Certo, non è per tutti così, non è dappertutto così. Ci sono storie virtuose di rispetto, di stipendi giusti, di orari osservati, di straordinari pagati, che riguardano soprattutto il fine dining e i gruppi gestiti con precisione imprenditoriale. Ma queste sono storie che non fanno notizia, anzi non fanno romanzo. La letteratura sulla ristorazione si nutre soprattutto di storiacce, come quelle raccontate ds Luigi Chiarella nel libro Risto Reich (sottotitolo “Il Lavoro del Cameriere”) da poco uscito per Alegre (368 pagine, 17 euro), il “dining room confidential” raccontato dal punto di vista di chi come l’autore questo lavoro lo ha fatto.
Luigi Chiarella
Calabrese, classe 1976, Chiarella è attore e autore di testi teatrali, vive a Vienna, dove ha dovuto spesso mantenersi lavorando nei ristoranti della capitale austriaca. Un cliché, questo: ricordate la battuta che gira molto tra gli attori squattrinati che gravitano attorno a Broadway? “Che lavoro fai?”. “L’attore”. “Ah, e in quale ristorante?”. Chiarella questa vita l’ha fatta davvero, per dieci anni, e la circostanza che le sue esperienze siano state vissute a Vienna non rende la denuncia meno forte: il protagonista del romanzo (che tanto romanzo non è, l’avrete capito) è appena giunto in Austria, mastica poco di tedesco e quindi cerca lavoro nel giro dei ristoranti italiani, dove può parlare la sua lingua con proprietari sfuggenti, direttori nazisti (“o così o la porta è quella”), colleghi nonnisti, ladri, scorretti, loschi, violenti e qualche volta perfino umani.
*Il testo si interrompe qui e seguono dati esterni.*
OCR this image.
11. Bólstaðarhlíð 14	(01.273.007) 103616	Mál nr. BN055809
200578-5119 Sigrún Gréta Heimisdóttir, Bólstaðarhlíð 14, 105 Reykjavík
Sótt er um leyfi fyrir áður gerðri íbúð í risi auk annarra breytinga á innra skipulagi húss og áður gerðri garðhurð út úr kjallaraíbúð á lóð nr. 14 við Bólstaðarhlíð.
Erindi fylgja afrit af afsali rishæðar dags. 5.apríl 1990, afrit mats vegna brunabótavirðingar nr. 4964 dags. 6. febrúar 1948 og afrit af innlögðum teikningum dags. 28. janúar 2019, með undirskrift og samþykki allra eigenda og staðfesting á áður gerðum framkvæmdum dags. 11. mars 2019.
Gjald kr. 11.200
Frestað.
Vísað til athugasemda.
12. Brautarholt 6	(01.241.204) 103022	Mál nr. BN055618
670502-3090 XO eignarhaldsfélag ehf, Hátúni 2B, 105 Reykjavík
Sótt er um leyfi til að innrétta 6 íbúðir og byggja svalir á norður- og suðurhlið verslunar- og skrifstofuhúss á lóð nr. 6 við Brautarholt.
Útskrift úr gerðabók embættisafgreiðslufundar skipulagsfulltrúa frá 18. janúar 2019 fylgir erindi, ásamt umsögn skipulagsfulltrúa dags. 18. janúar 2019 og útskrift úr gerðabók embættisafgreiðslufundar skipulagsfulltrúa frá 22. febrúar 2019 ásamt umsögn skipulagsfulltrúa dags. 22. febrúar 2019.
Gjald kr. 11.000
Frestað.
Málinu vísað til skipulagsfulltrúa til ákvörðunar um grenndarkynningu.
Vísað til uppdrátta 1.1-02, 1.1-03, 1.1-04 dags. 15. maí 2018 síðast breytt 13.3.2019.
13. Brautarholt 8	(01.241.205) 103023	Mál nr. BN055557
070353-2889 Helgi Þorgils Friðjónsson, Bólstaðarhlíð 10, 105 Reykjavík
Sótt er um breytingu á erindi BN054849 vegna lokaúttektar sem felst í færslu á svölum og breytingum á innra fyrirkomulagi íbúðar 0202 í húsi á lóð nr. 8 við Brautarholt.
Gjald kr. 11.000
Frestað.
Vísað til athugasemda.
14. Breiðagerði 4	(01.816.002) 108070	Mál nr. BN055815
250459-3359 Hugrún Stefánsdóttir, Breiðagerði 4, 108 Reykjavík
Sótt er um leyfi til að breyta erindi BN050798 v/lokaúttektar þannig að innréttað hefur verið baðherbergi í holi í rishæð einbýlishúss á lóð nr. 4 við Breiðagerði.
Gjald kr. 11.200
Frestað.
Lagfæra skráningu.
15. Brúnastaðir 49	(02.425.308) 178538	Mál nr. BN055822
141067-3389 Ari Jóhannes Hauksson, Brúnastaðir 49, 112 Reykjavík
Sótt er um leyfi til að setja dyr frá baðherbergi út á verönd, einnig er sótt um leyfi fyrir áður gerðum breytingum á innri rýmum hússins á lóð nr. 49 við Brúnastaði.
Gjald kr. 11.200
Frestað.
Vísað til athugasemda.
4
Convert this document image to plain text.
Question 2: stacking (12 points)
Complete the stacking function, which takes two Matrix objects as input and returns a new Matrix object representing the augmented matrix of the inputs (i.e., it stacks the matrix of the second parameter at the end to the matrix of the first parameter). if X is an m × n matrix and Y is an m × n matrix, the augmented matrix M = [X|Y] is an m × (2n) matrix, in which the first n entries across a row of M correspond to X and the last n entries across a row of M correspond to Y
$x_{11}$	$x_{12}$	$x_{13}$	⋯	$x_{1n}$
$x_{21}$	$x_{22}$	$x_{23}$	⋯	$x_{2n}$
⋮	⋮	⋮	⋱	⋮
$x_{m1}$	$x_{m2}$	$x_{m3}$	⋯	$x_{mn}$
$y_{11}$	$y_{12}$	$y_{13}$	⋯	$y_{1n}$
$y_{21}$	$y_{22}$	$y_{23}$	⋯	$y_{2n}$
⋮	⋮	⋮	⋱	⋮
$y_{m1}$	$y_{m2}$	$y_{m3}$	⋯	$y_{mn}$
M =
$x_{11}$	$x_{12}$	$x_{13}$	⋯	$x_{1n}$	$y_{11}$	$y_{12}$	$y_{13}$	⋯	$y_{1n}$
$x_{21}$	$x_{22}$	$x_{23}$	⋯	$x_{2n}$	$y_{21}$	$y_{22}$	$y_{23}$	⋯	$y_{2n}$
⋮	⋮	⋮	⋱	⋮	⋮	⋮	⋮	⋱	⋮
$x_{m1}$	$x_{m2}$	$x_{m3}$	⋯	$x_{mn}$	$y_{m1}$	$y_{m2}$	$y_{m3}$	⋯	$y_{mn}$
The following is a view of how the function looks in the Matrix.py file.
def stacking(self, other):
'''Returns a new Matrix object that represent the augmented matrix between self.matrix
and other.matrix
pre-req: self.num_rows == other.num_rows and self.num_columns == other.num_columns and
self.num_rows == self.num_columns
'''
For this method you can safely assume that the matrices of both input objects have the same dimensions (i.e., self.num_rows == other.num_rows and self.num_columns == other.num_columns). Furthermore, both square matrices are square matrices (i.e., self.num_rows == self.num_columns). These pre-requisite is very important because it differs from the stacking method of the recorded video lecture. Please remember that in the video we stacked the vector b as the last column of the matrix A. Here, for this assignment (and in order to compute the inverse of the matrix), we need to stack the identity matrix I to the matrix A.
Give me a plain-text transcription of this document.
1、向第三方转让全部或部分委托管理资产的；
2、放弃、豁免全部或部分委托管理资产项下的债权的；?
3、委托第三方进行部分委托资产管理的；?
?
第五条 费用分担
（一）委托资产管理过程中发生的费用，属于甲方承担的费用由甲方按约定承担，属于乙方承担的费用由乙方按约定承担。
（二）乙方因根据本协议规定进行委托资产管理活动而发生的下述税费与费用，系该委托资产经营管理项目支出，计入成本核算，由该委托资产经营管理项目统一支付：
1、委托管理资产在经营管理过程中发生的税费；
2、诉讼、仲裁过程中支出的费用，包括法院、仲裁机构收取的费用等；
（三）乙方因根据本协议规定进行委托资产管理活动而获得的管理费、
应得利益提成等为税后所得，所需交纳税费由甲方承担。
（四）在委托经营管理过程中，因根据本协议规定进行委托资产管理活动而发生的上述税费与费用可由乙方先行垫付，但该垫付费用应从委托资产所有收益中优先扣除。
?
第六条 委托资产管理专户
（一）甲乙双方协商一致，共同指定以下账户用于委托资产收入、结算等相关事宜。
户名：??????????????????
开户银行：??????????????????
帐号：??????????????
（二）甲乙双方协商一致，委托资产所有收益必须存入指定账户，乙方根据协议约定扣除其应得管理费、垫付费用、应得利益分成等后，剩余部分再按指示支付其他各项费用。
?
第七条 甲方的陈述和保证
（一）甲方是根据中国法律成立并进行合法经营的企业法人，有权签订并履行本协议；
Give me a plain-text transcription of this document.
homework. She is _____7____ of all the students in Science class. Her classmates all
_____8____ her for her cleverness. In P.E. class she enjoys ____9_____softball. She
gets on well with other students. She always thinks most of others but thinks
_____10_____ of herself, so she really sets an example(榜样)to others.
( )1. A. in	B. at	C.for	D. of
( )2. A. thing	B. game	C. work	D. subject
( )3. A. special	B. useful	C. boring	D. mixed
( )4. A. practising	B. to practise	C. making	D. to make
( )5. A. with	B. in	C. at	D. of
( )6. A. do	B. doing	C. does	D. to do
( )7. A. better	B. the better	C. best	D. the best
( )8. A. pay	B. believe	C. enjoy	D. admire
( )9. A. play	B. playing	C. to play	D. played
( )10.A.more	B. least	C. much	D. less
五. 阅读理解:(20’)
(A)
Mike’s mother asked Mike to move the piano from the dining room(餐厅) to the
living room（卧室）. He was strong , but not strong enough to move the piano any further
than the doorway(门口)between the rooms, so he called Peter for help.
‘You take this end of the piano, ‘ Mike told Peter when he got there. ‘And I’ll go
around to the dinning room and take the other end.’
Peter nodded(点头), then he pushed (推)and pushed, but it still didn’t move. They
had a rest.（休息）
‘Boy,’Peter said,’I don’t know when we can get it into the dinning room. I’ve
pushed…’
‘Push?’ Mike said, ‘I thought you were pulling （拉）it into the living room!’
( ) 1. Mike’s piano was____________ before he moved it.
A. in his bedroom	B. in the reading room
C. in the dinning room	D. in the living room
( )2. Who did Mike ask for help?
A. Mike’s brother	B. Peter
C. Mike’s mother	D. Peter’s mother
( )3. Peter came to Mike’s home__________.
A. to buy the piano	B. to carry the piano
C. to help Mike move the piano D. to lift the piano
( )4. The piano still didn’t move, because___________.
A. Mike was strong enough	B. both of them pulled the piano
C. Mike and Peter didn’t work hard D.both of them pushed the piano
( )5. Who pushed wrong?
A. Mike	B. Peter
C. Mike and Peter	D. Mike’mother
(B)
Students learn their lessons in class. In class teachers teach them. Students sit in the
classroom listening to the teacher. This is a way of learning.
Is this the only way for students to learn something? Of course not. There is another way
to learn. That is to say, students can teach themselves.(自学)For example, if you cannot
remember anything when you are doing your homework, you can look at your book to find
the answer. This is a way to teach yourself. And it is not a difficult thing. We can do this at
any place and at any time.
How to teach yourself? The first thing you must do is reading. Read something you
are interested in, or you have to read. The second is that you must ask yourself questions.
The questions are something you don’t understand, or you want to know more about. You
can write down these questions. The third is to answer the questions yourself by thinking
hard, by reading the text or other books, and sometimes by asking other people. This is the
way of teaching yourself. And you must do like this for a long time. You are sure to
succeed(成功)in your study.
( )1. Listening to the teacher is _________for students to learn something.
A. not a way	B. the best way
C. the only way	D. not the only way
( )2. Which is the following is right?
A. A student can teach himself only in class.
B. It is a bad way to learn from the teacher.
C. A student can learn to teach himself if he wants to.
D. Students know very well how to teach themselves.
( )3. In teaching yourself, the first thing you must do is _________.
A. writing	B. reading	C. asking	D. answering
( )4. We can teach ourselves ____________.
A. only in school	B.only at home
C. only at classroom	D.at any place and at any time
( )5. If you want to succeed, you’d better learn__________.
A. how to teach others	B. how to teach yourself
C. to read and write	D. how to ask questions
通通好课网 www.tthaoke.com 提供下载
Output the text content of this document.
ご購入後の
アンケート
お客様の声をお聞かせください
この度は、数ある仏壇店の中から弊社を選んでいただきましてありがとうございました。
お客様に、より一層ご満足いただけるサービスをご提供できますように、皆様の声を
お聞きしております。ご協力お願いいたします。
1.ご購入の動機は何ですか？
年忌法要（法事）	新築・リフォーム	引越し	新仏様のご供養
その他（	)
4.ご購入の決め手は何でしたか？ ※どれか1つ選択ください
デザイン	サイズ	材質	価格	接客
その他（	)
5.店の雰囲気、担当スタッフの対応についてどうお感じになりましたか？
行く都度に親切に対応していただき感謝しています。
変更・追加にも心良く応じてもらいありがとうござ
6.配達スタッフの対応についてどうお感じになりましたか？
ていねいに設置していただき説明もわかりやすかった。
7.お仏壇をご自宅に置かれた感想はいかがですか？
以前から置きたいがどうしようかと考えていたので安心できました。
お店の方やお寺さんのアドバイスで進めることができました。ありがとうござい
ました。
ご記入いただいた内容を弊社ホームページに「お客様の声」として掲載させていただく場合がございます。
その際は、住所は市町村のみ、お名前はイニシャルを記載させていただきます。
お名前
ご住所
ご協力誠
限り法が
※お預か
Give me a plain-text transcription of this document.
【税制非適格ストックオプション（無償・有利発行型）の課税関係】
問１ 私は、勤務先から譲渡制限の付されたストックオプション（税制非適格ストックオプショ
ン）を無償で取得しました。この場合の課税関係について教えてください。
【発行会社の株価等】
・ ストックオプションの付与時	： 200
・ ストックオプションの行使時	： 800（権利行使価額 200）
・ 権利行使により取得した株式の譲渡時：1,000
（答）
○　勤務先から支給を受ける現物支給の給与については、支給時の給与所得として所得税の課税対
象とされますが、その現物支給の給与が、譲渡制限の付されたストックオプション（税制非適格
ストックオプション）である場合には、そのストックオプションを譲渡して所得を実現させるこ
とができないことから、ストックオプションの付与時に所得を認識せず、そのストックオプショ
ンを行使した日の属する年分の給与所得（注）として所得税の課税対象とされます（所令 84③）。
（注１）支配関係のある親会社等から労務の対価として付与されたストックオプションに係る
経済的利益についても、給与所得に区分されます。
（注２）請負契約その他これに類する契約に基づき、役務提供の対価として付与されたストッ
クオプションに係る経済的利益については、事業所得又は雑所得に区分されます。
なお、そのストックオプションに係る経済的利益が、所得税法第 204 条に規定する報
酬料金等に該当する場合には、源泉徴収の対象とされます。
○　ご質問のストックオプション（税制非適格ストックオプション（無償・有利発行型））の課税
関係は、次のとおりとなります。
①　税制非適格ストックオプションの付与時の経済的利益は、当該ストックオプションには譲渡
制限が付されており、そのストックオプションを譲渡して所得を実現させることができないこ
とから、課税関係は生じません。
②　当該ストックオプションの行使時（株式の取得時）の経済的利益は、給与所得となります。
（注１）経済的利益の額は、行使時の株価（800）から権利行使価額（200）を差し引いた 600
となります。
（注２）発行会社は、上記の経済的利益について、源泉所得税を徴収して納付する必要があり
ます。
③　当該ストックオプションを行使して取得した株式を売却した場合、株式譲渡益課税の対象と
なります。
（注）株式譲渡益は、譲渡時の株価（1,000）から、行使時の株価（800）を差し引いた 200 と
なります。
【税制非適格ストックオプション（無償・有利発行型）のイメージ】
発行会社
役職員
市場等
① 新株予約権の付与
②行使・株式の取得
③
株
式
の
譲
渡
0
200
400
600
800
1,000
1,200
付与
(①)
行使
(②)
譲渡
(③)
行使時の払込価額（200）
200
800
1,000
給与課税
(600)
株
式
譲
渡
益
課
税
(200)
Quello che Chiarella racconta è il lato B della ristorazione, le “cene di lotta di classe” che sono alla base dell’industria del piacere gastronomico. Un mondo fatto di contratti a dieci ore per lavorarne cinquanta a settimana, di giorni di riposo saltati, di tutele assenti, di mance sparite, di cazziatoni e minacce, di tatuaggi coperti e orecchini fatti togliere, di clienti cafoni, di cuochi incattiviti, di regole insensate. “Non c’è giorno – racconta il protagonista Luigi descrivendo il clima di uno dei primi ristoranti in cui si trova a lavorare – che passi senza che Toni minacci qualcosa o qualcuno. Anche se non è successo nulla, anche se non serve. E poi non c’è giorno senza una nuova legge, le regole che sforna di continuo le chiama leggi. Troviamo i fogli degli editti appiccicati con lo scotch sui muri dello spogliatoio, nell’angolo nascosto dietro al bar, sul muro della cucina di fronte all’ingresso, così che entrando ce li troviamo sempre davanti agli occhi”.
Un ristorante italiano a Vienna
Naturalmente la vita da cameriere per chi è come Luigi è una vita di perenni cambiamenti. A volte viene licenziato in tronco, altre volte è lui stesso ad andarsene per evitare che la situazione trascenda, in un caso addirittura viene scambiato tra due ristoranti di titolari amici come fosse un calciatore un po’ scarso. Malgrado questo lui si adatta, migliora, si fa furbo, usa l’ironia come arma e la bellezza come via di fuga, capisce come muoversi e riesce sempre a cavarsela, in qualche modo. C’è da giurare che di vessazioni, nel mondo della ristorazione (austriaca o italiana) ce ne siano di ben peggiori di quelle raccontate da Chiarella. Eppure è proprio questa mancanza di un climax drammatico che sembra sempre in procinto di arrivare ma alla fine non arriva mai a dare il verso senso del racconto di “Risto Reich”: la banalità dell’abuso, l’assuefazione a un sistema di prepotenze e diritti negati che in molti accettano per mancanza di alternative e perché alla fine quello del cameriere è il primo lavoro che ci si adatta a fare quando non si sa cosa altro fare, sempre meglio che morire di fame, perché di camerieri c’è sempre bisogno e nell’incessante turn-over alla fine c’è posto per tutti. Ma sappiate che ogni volta che mangiate un piatto in un ristorante, probabilmente quel piatto ha un ingrediente che non figura nel menu: lo sfruttamento.